Markdown is another story. Even something as simple as replacing /slashes/ or _underscores_ with italics is a piece of special-case syntax to learn. Just now, I needed literal underscores instead of italics, so it took a few experiments to find out how to do that. I found out that backslash is the escape character. Or maybe it’s not, if I write a\b\c\d it isn’t. The syntax is just so very, very complicated.

Such is the nature of DWIM: you set out to create something simple and automatic and free of rules, and end up with more rules than you can count.

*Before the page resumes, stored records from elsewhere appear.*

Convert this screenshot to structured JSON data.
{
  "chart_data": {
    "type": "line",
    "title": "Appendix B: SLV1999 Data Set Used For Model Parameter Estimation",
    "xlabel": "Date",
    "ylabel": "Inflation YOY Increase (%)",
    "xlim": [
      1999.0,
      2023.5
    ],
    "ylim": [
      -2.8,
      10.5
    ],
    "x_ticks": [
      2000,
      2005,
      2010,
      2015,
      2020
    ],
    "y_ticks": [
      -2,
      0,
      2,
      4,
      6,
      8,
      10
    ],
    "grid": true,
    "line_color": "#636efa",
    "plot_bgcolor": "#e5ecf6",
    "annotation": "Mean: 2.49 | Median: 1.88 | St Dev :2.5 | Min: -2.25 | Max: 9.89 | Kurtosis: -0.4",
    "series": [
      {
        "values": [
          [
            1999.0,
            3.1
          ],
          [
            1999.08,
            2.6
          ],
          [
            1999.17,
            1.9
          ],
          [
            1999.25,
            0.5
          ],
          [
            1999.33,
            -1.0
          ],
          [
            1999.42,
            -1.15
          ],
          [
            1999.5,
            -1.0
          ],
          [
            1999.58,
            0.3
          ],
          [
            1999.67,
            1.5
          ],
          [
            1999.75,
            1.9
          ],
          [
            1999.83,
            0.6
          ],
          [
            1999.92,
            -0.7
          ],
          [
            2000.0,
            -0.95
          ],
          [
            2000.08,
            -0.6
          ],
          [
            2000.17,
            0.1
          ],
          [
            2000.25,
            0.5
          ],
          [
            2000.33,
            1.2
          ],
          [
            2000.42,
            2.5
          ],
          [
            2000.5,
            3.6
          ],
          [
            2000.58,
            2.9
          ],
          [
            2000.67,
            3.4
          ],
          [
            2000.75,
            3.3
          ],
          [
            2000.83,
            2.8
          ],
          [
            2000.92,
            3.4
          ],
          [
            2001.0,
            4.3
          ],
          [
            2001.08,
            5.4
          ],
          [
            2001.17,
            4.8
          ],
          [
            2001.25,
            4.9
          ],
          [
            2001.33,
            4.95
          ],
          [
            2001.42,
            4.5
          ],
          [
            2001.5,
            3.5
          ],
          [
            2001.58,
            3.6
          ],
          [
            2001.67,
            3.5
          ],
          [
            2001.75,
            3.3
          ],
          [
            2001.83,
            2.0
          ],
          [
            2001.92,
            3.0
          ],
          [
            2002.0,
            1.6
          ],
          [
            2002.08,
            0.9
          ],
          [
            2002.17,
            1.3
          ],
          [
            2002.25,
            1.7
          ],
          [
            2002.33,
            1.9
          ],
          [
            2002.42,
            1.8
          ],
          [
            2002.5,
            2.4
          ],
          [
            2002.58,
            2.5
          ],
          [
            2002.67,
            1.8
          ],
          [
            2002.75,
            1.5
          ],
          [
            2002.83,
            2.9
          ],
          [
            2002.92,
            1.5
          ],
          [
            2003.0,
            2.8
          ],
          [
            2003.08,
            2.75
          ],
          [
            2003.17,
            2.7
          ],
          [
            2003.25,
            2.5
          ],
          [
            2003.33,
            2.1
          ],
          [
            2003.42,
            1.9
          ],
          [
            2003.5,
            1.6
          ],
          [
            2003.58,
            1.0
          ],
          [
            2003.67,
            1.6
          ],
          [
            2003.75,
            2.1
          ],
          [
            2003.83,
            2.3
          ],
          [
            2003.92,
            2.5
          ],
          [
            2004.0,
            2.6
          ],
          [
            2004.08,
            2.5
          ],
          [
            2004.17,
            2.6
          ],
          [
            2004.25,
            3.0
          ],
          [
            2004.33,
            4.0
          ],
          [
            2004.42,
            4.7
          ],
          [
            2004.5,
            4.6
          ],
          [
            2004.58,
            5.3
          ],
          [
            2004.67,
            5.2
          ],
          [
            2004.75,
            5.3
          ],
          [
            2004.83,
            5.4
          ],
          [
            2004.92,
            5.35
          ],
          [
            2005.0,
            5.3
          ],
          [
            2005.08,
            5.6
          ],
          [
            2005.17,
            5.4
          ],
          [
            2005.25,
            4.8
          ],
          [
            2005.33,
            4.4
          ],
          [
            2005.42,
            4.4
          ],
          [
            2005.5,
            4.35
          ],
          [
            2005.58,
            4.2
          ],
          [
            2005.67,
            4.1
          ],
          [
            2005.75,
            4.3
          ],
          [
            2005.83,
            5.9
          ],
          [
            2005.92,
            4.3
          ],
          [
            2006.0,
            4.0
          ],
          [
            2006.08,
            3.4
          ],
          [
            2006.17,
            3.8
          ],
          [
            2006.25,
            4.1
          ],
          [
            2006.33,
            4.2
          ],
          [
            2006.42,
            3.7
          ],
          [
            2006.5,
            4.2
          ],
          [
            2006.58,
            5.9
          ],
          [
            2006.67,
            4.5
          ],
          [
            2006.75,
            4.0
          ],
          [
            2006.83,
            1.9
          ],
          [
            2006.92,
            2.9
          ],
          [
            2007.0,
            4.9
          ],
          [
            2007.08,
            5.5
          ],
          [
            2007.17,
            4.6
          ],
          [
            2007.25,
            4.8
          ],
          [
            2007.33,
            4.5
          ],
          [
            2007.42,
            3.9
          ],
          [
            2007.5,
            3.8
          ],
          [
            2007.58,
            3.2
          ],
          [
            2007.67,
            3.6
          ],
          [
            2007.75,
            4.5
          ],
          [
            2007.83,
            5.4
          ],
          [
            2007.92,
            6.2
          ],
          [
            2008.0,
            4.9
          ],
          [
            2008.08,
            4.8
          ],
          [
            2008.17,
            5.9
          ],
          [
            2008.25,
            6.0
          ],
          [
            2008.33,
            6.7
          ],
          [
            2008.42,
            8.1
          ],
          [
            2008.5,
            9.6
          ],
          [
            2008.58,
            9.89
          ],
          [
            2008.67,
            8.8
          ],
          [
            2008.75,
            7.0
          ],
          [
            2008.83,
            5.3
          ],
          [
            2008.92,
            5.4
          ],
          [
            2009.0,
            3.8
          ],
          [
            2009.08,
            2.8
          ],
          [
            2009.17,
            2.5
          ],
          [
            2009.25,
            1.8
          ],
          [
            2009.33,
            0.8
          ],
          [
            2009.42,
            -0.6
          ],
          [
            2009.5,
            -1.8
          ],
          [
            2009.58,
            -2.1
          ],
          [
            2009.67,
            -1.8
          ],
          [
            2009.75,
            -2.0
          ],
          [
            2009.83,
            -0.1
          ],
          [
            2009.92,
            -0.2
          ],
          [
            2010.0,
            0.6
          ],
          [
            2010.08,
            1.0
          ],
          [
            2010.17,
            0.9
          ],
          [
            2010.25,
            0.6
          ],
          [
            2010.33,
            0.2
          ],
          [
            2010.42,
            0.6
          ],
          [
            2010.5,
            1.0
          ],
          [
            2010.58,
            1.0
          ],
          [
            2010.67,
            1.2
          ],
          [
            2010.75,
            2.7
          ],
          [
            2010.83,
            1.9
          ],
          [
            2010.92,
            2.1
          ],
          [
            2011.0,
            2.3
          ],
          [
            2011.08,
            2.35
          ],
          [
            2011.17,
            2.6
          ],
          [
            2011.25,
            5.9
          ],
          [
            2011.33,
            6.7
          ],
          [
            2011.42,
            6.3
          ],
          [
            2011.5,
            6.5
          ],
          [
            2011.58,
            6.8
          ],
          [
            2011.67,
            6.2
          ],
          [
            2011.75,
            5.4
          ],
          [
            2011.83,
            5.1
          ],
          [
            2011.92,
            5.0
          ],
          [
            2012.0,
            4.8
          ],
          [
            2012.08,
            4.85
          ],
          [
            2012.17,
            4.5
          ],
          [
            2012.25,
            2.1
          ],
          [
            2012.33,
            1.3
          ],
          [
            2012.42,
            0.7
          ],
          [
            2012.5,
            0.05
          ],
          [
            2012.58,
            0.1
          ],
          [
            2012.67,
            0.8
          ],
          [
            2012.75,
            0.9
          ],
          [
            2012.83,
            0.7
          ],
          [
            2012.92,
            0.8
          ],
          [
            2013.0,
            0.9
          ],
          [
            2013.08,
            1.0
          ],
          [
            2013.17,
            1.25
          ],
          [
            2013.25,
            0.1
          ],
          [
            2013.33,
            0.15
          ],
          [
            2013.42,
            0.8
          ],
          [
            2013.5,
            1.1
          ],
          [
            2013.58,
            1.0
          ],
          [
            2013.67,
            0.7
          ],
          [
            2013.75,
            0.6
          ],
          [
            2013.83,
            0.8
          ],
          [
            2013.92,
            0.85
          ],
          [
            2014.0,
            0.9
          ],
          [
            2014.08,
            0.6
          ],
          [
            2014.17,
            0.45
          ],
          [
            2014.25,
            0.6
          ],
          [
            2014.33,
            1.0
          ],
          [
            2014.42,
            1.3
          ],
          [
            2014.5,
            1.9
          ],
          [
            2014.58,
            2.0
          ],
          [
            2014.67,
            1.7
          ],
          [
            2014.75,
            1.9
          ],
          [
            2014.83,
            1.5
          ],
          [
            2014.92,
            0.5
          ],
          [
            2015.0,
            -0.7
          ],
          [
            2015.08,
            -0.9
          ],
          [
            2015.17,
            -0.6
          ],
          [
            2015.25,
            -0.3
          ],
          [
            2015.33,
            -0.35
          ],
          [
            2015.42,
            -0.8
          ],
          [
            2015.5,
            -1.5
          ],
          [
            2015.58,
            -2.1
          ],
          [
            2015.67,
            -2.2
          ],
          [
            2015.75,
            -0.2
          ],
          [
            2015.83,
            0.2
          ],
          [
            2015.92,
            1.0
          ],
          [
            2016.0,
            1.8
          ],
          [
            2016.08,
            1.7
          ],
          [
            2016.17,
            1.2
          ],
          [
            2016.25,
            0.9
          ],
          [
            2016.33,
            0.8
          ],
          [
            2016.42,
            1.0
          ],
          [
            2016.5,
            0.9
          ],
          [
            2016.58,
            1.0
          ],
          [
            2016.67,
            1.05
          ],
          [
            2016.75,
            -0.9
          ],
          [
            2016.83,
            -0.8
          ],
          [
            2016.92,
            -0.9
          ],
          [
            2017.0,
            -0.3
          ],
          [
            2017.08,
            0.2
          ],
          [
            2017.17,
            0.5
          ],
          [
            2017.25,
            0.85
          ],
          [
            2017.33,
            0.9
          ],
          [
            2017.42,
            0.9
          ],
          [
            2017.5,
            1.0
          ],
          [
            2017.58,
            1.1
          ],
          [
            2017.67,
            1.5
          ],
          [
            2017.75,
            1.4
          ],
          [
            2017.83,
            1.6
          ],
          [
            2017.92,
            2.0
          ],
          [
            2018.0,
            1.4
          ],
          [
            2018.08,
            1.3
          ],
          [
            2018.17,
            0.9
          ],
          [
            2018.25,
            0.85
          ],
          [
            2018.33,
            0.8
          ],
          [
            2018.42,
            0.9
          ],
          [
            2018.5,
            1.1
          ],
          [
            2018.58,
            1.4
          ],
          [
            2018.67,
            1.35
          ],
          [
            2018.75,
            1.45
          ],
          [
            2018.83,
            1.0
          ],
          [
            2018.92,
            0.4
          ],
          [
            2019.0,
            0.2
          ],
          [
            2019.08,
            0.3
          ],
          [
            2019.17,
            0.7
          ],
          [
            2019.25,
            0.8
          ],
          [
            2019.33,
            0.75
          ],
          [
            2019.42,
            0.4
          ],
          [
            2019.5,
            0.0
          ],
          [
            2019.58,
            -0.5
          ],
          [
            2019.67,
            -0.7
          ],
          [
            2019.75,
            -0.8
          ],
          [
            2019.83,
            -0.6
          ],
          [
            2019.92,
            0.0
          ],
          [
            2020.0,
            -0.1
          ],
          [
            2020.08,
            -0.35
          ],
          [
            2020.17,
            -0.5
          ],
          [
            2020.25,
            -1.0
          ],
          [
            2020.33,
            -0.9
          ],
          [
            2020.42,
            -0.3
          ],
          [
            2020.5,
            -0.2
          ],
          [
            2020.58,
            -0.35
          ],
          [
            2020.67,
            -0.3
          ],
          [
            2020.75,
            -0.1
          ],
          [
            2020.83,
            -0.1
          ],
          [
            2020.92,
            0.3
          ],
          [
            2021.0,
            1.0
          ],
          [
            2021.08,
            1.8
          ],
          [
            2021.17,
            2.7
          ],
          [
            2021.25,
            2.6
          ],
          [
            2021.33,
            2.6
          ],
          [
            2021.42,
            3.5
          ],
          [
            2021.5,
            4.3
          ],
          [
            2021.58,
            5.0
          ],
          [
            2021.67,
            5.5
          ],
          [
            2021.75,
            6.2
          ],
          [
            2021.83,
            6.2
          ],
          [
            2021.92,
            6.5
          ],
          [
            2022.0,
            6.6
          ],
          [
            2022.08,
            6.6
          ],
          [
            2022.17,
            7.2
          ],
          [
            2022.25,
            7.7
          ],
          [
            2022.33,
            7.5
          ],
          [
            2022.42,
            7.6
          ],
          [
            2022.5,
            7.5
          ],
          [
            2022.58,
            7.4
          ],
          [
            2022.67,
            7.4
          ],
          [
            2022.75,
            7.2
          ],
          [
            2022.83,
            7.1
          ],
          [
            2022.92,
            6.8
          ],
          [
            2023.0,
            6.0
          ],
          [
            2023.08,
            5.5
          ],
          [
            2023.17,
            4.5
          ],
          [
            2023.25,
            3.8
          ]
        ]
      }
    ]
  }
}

I don’t fit into either of those groups.

[quote=“AndersMunch, post:18, topic:3178”]
I don’t fit into either of those groups.
[/quote]Those are just the ends of the sliding scale, he’s including everything in-between as well with that statement.

Right, but I’m not on the line that connects these two extremes either.

I’m objecting to the idea that someone skilled in computing will necessarily want to know the arcane details of markdown. Overcomplication is bad for everyone, not just novices.

OK, then learn … typing? English? I’m not sure what your point is, here. Formatting isn’t ever required for text, it’s just a nice to have. Whether you need it or not is entirely up to you.

My point is that we want great resources to exist for the people who do want them.

Hey, I do not want to be annoying, but Atlassian is a big company and they are betting to a completely different approach, I mean, invisible markup and wysiwyg.

Are you really sure that a human markup is the future?